Mon collègue, le secrétaire d'État Philippe Courard a élaboré un système, que je soutiens totalement, pour rencontrer les besoins l’employeur et donc aussi du patient. En gros, ce système revient à ce que ces personnes, sous certaines conditions, seront considérées comme des personnes qui travaillent à temps partiel avec autorisation du médecin conseil de la mutuelle. Ils peuvent, pour chaque période de traitement ou rechute, retomber immédiatement à charge de l’assurance maladie sans qu’à aucun moment le salaire garanti ne soit dû, même si un patient travaille pendant une période continue de plus de deux semaines avant de rechuter. Il ne s’agit donc pas d’un temps partiel du type travailler quatre jours sur cinq, mais par exemple du type travailler quatre semaines sur cinq.

Une telle réglementation requiert une adaptation de la loi sur les contrats de travail (qui réglemente le salaire garanti) et de la loi relative à l’assurance obligatoire pour les soins médicaux et les allocations. À la demande de mes collègues et de moi-même, des juristes des deux administrations concernées ont élaboré un avant-projet de loi qui doit adapter simultanément les deux législations. Les nouvelles dispositions de la loi sur les contrats de travail renvoient aux nouvelles dispositions de la loi relative à l’assurance obligatoire pour les soins médicaux et les allocations. La sécurité juridique pour toutes les personnes concernées est assurée par ce projet.
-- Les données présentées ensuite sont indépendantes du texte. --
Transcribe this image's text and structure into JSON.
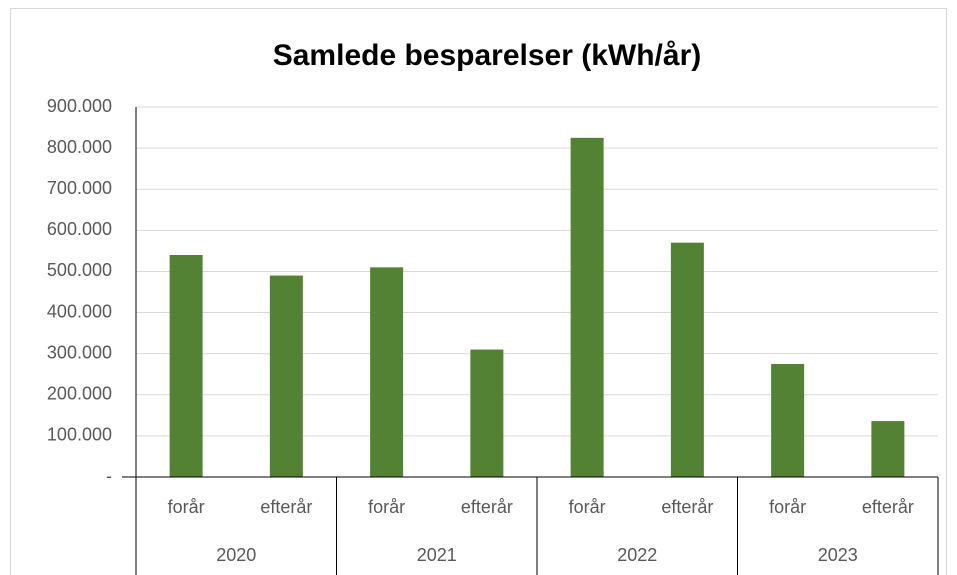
{
  "chart_data": {
    "type": "bar",
    "title": "Samlede besparelser (kWh/år)",
    "categories": [
      "forår",
      "efterår",
      "forår",
      "efterår",
      "forår",
      "efterår",
      "forår",
      "efterår"
    ],
    "groups": [
      "2020",
      "2021",
      "2022",
      "2023"
    ],
    "values": [
      540000,
      490000,
      510000,
      310000,
      825000,
      570000,
      275000,
      136000
    ],
    "color": "#548235",
    "ylim": [
      0,
      900000
    ],
    "yticks": [
      {
        "value": 0,
        "label": "-"
      },
      {
        "value": 100000,
        "label": "100.000"
      },
      {
        "value": 200000,
        "label": "200.000"
      },
      {
        "value": 300000,
        "label": "300.000"
      },
      {
        "value": 400000,
        "label": "400.000"
      },
      {
        "value": 500000,
        "label": "500.000"
      },
      {
        "value": 600000,
        "label": "600.000"
      },
      {
        "value": 700000,
        "label": "700.000"
      },
      {
        "value": 800000,
        "label": "800.000"
      },
      {
        "value": 900000,
        "label": "900.000"
      }
    ],
    "grid": true
  }
}
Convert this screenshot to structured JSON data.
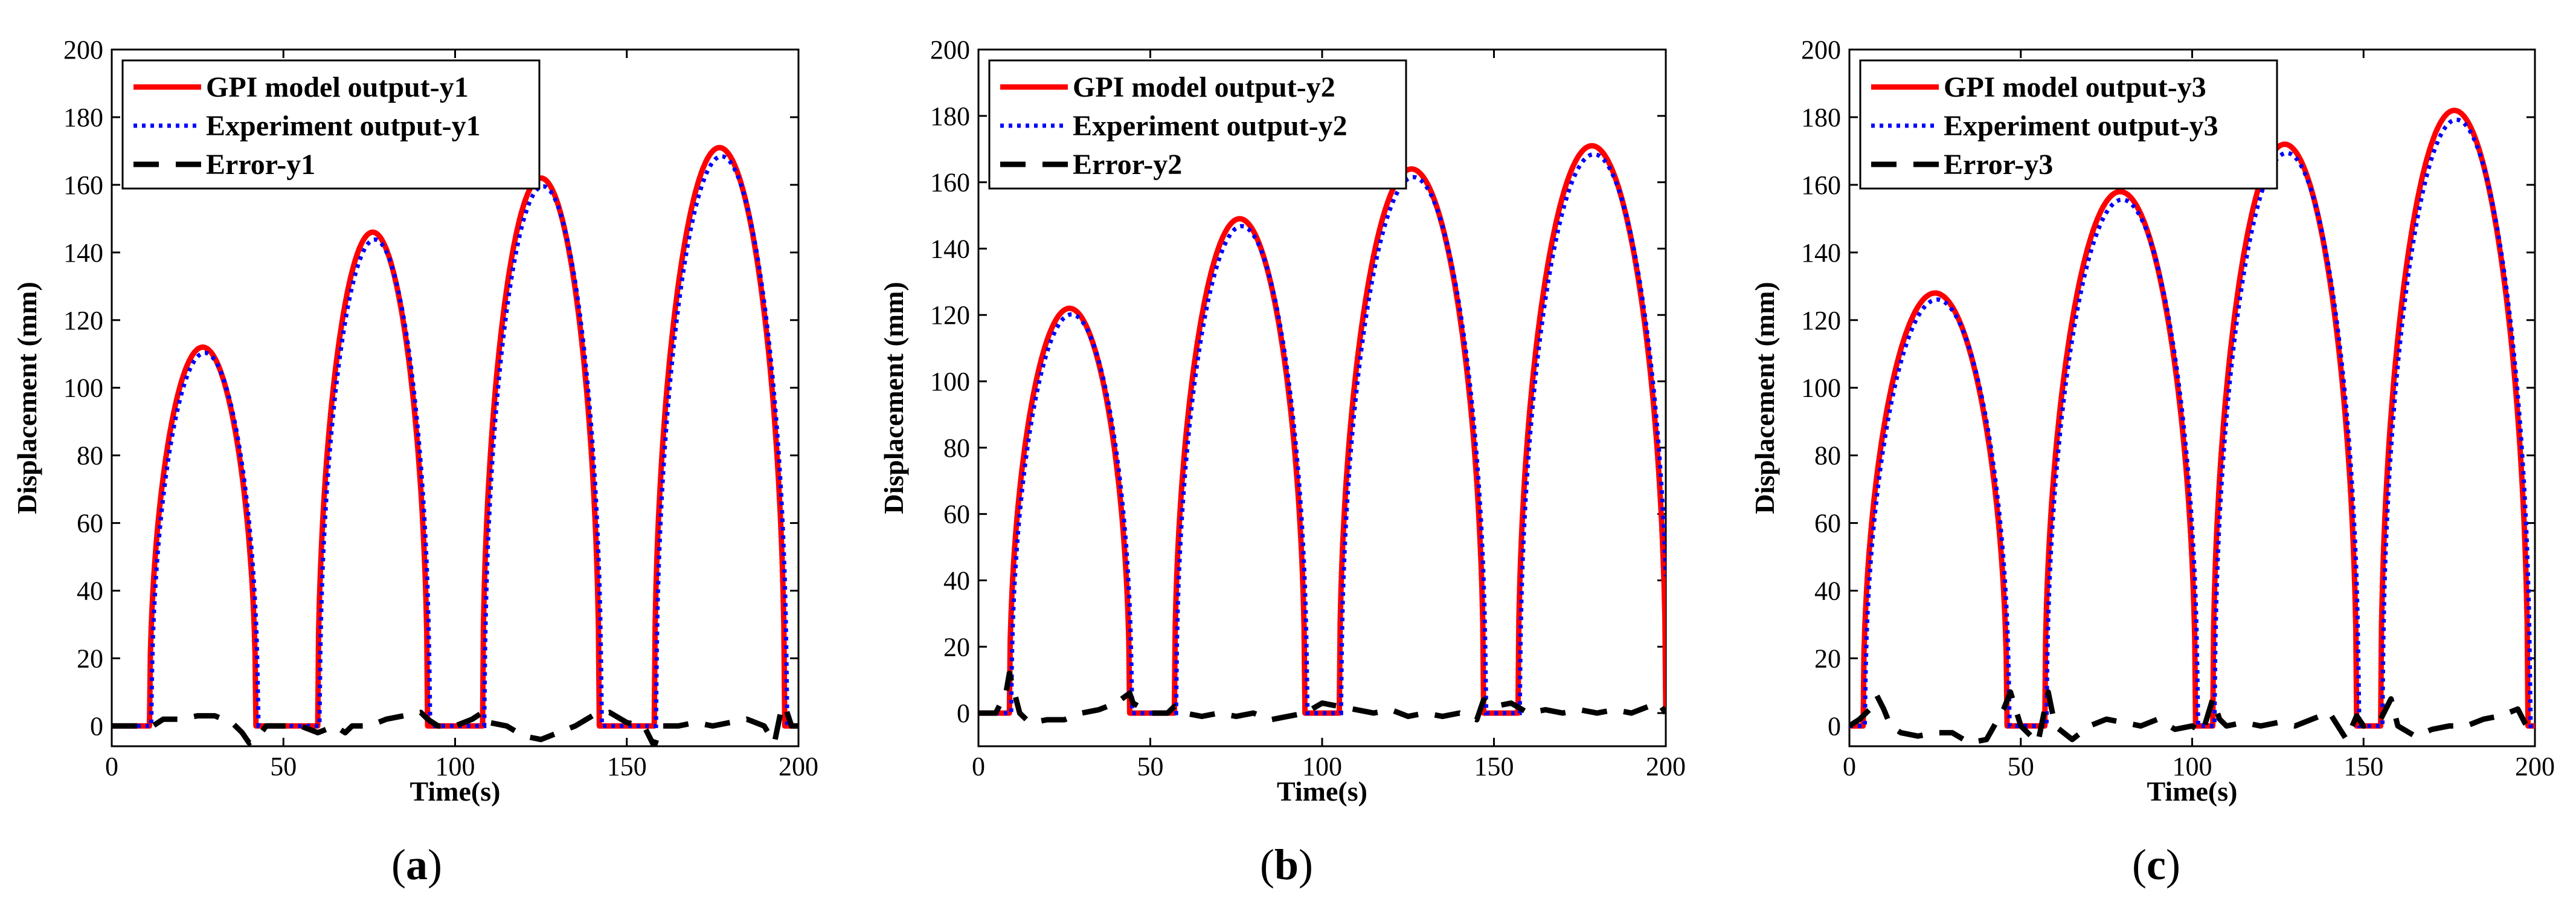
{
  "figure": {
    "captions": [
      "(a)",
      "(b)",
      "(c)"
    ]
  },
  "colors": {
    "model": "#ff0000",
    "experiment": "#0000ff",
    "error": "#000000"
  },
  "chart_data": [
    {
      "type": "line",
      "panel": "a",
      "caption": "(a)",
      "xlabel": "Time(s)",
      "ylabel": "Displacement (mm)",
      "xlim": [
        0,
        200
      ],
      "ylim": [
        -6,
        200
      ],
      "xticks": [
        0,
        50,
        100,
        150,
        200
      ],
      "yticks": [
        0,
        20,
        40,
        60,
        80,
        100,
        120,
        140,
        160,
        180,
        200
      ],
      "legend_position": "top-left",
      "pulses": [
        {
          "start": 11,
          "end": 42,
          "peak": 112
        },
        {
          "start": 60,
          "end": 92,
          "peak": 146
        },
        {
          "start": 108,
          "end": 142,
          "peak": 162
        },
        {
          "start": 158,
          "end": 196,
          "peak": 171
        }
      ],
      "series": [
        {
          "name": "GPI model output-y1",
          "style": "solid"
        },
        {
          "name": "Experiment output-y1",
          "style": "dotted"
        },
        {
          "name": "Error-y1",
          "style": "dashed",
          "x": [
            0,
            12,
            15,
            20,
            25,
            30,
            35,
            38,
            40,
            42,
            45,
            50,
            55,
            60,
            65,
            68,
            70,
            75,
            80,
            85,
            90,
            92,
            95,
            100,
            105,
            108,
            110,
            115,
            120,
            125,
            130,
            135,
            140,
            145,
            150,
            155,
            158,
            160,
            165,
            170,
            175,
            180,
            185,
            190,
            193,
            195,
            196,
            198,
            200
          ],
          "values": [
            0,
            0,
            2,
            2,
            3,
            3,
            1,
            -2,
            -5,
            -4,
            0,
            0,
            0,
            -2,
            0,
            -2,
            0,
            0,
            2,
            3,
            4,
            2,
            0,
            0,
            2,
            4,
            1,
            0,
            -3,
            -4,
            -2,
            0,
            3,
            4,
            1,
            0,
            -6,
            0,
            0,
            1,
            0,
            1,
            2,
            0,
            -5,
            5,
            6,
            0,
            0
          ]
        }
      ]
    },
    {
      "type": "line",
      "panel": "b",
      "caption": "(b)",
      "xlabel": "Time(s)",
      "ylabel": "Displacement (mm)",
      "xlim": [
        0,
        200
      ],
      "ylim": [
        -10,
        200
      ],
      "xticks": [
        0,
        50,
        100,
        150,
        200
      ],
      "yticks": [
        0,
        20,
        40,
        60,
        80,
        100,
        120,
        140,
        160,
        180,
        200
      ],
      "legend_position": "top-left",
      "pulses": [
        {
          "start": 9,
          "end": 44,
          "peak": 122
        },
        {
          "start": 57,
          "end": 95,
          "peak": 149
        },
        {
          "start": 105,
          "end": 147,
          "peak": 164
        },
        {
          "start": 157,
          "end": 200,
          "peak": 171
        }
      ],
      "series": [
        {
          "name": "GPI model output-y2",
          "style": "solid"
        },
        {
          "name": "Experiment output-y2",
          "style": "dotted"
        },
        {
          "name": "Error-y2",
          "style": "dashed",
          "x": [
            0,
            5,
            8,
            9,
            10,
            12,
            15,
            20,
            25,
            30,
            35,
            40,
            44,
            45,
            50,
            55,
            57,
            60,
            65,
            70,
            75,
            80,
            85,
            90,
            95,
            100,
            105,
            110,
            115,
            120,
            125,
            130,
            135,
            140,
            145,
            147,
            150,
            155,
            160,
            165,
            170,
            175,
            180,
            185,
            190,
            195,
            198,
            200
          ],
          "values": [
            0,
            0,
            6,
            12,
            8,
            0,
            -3,
            -2,
            -2,
            0,
            1,
            3,
            6,
            3,
            0,
            0,
            2,
            0,
            -1,
            0,
            -1,
            0,
            -2,
            -1,
            0,
            3,
            2,
            1,
            0,
            1,
            -1,
            0,
            -1,
            0,
            -2,
            4,
            2,
            3,
            0,
            1,
            0,
            1,
            0,
            1,
            0,
            2,
            3,
            0
          ]
        }
      ]
    },
    {
      "type": "line",
      "panel": "c",
      "caption": "(c)",
      "xlabel": "Time(s)",
      "ylabel": "Displacement (mm)",
      "xlim": [
        0,
        200
      ],
      "ylim": [
        -6,
        200
      ],
      "xticks": [
        0,
        50,
        100,
        150,
        200
      ],
      "yticks": [
        0,
        20,
        40,
        60,
        80,
        100,
        120,
        140,
        160,
        180,
        200
      ],
      "legend_position": "top-left",
      "pulses": [
        {
          "start": 4,
          "end": 46,
          "peak": 128
        },
        {
          "start": 57,
          "end": 101,
          "peak": 158
        },
        {
          "start": 106,
          "end": 148,
          "peak": 172
        },
        {
          "start": 155,
          "end": 198,
          "peak": 182
        }
      ],
      "series": [
        {
          "name": "GPI model output-y3",
          "style": "solid"
        },
        {
          "name": "Experiment output-y3",
          "style": "dotted"
        },
        {
          "name": "Error-y3",
          "style": "dashed",
          "x": [
            0,
            3,
            6,
            8,
            10,
            12,
            15,
            20,
            25,
            30,
            35,
            40,
            45,
            47,
            50,
            55,
            58,
            60,
            65,
            70,
            75,
            80,
            85,
            90,
            95,
            100,
            103,
            106,
            108,
            110,
            115,
            120,
            125,
            130,
            135,
            140,
            145,
            148,
            150,
            155,
            158,
            160,
            165,
            170,
            175,
            180,
            185,
            190,
            195,
            197,
            200
          ],
          "values": [
            0,
            2,
            5,
            9,
            5,
            0,
            -2,
            -3,
            -2,
            -2,
            -5,
            -4,
            5,
            10,
            0,
            -5,
            10,
            0,
            -4,
            0,
            2,
            1,
            0,
            2,
            -1,
            0,
            -2,
            8,
            2,
            0,
            1,
            0,
            1,
            0,
            2,
            4,
            -4,
            3,
            0,
            2,
            8,
            0,
            -3,
            -1,
            0,
            0,
            2,
            3,
            5,
            1,
            -3
          ]
        }
      ]
    }
  ]
}
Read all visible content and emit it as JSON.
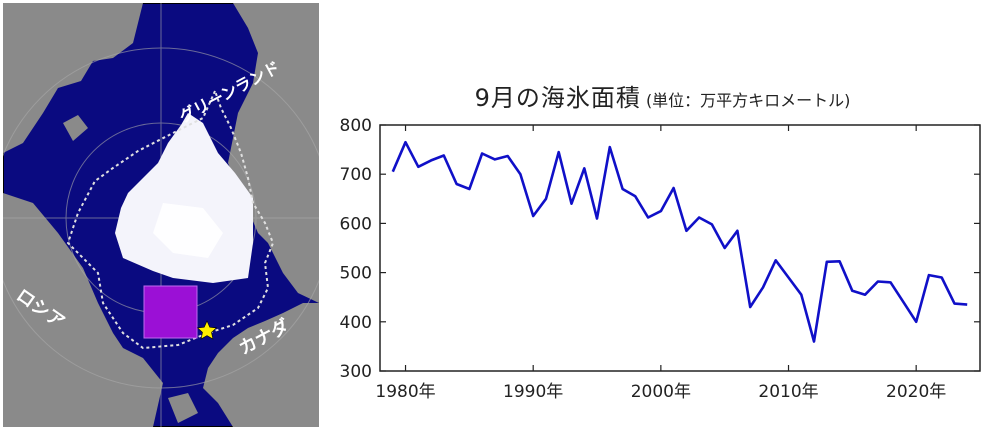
{
  "map": {
    "labels": {
      "greenland": "グリーンランド",
      "russia": "ロシア",
      "canada": "カナダ"
    },
    "marker_icon": "star-icon",
    "colors": {
      "ocean": "#0a0a80",
      "land": "#8a8a8a",
      "ice": "#ffffff",
      "region": "#9b10d6",
      "ice_edge": "#dddddd",
      "marker": "#ffee00"
    }
  },
  "chart_data": {
    "type": "line",
    "title": "9月の海氷面積",
    "subtitle": "(単位：万平方キロメートル)",
    "xlabel": "",
    "ylabel": "",
    "x_tick_labels": [
      "1980年",
      "1990年",
      "2000年",
      "2010年",
      "2020年"
    ],
    "x_ticks": [
      1980,
      1990,
      2000,
      2010,
      2020
    ],
    "xlim": [
      1978,
      2025
    ],
    "ylim": [
      300,
      800
    ],
    "y_ticks": [
      300,
      400,
      500,
      600,
      700,
      800
    ],
    "grid": false,
    "series": [
      {
        "x": [
          1979,
          1980,
          1981,
          1982,
          1983,
          1984,
          1985,
          1986,
          1987,
          1988,
          1989,
          1990,
          1991,
          1992,
          1993,
          1994,
          1995,
          1996,
          1997,
          1998,
          1999,
          2000,
          2001,
          2002,
          2003,
          2004,
          2005,
          2006,
          2007,
          2008,
          2009,
          2010,
          2011,
          2012,
          2013,
          2014,
          2015,
          2016,
          2017,
          2018,
          2019,
          2020,
          2021,
          2022,
          2023,
          2024
        ],
        "values": [
          705,
          765,
          715,
          728,
          738,
          680,
          670,
          742,
          730,
          737,
          700,
          615,
          650,
          745,
          640,
          712,
          610,
          755,
          670,
          655,
          612,
          625,
          672,
          585,
          612,
          598,
          550,
          585,
          430,
          470,
          525,
          490,
          455,
          360,
          522,
          523,
          463,
          455,
          482,
          480,
          440,
          400,
          495,
          490,
          437,
          435
        ],
        "color": "#1010c8"
      }
    ]
  }
}
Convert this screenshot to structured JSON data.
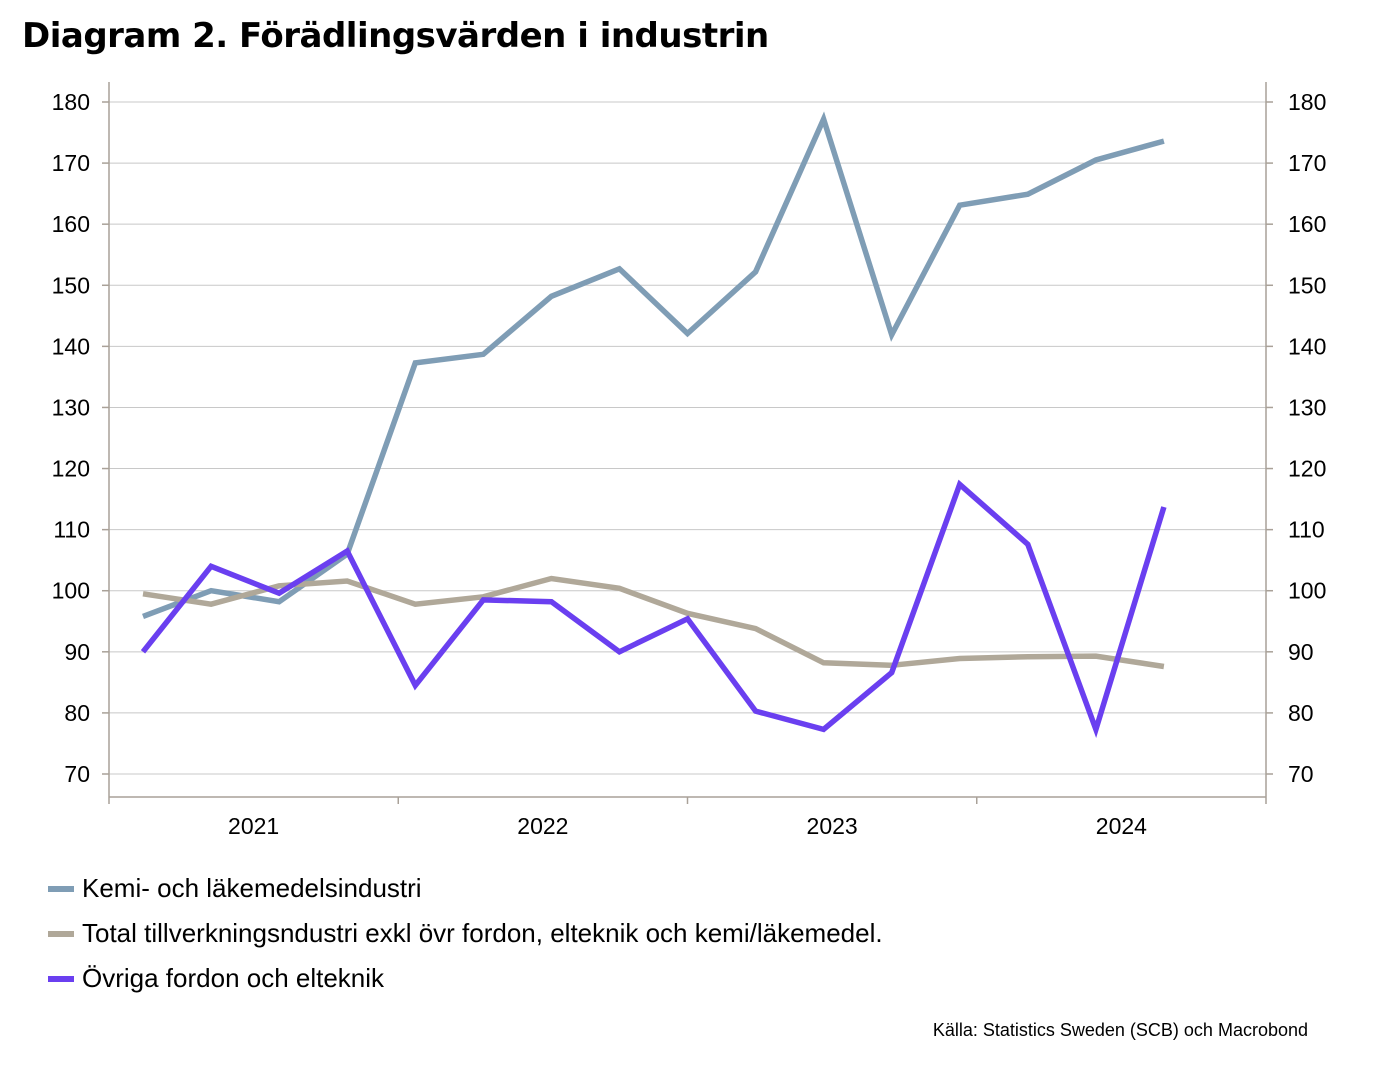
{
  "title": "Diagram 2. Förädlingsvärden i industrin",
  "source": "Källa: Statistics Sweden (SCB)  och Macrobond",
  "chart_data": {
    "type": "line",
    "title": "Diagram 2. Förädlingsvärden i industrin",
    "xlabel": "",
    "ylabel": "",
    "ylim": [
      70,
      180
    ],
    "yticks": [
      70,
      80,
      90,
      100,
      110,
      120,
      130,
      140,
      150,
      160,
      170,
      180
    ],
    "y_axis_right": true,
    "grid": true,
    "legend_position": "bottom",
    "year_labels": [
      "2021",
      "2022",
      "2023",
      "2024"
    ],
    "x": [
      "2020-12",
      "2021-03",
      "2021-06",
      "2021-09",
      "2021-12",
      "2022-03",
      "2022-06",
      "2022-09",
      "2022-12",
      "2023-03",
      "2023-06",
      "2023-09",
      "2023-12",
      "2024-03",
      "2024-06",
      "2024-09",
      "2024-12"
    ],
    "series": [
      {
        "name": "Kemi-  och läkemedelsindustri",
        "color": "#7f9db5",
        "values": [
          95.8,
          100.0,
          98.2,
          106.0,
          137.3,
          138.7,
          148.2,
          152.7,
          142.1,
          152.2,
          177.2,
          141.9,
          163.1,
          164.9,
          170.5,
          173.6,
          null
        ]
      },
      {
        "name": "Total tillverkningsndustri exkl övr fordon, elteknik och kemi/läkemedel.",
        "color": "#b0a899",
        "values": [
          99.5,
          97.8,
          100.8,
          101.6,
          97.8,
          99.0,
          102.0,
          100.4,
          96.3,
          93.8,
          88.2,
          87.8,
          88.9,
          89.2,
          89.3,
          87.6,
          null
        ]
      },
      {
        "name": "Övriga fordon och elteknik",
        "color": "#6a3ff0",
        "values": [
          90.0,
          104.0,
          99.6,
          106.5,
          84.5,
          98.5,
          98.2,
          90.0,
          95.4,
          80.3,
          77.3,
          86.6,
          117.4,
          107.6,
          77.3,
          113.7,
          null
        ]
      }
    ]
  }
}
Il est cependant impossible d’encore réaliser ce projet pendant cette législature.

Si nous prenons l’ensemble de ces initiatives, parmi lesquelles la possibilité pour les médecins concernés de se concerter simplement et directement via un système électronique protégé, le souci d’un accès plus facile et direct au médecin du travail et une réglementation en matière de salaire garanti plus flexible, cela doit mener à une amélioration considérable du droit pour ces personnes à rester travailleur ou à devenir travailleur.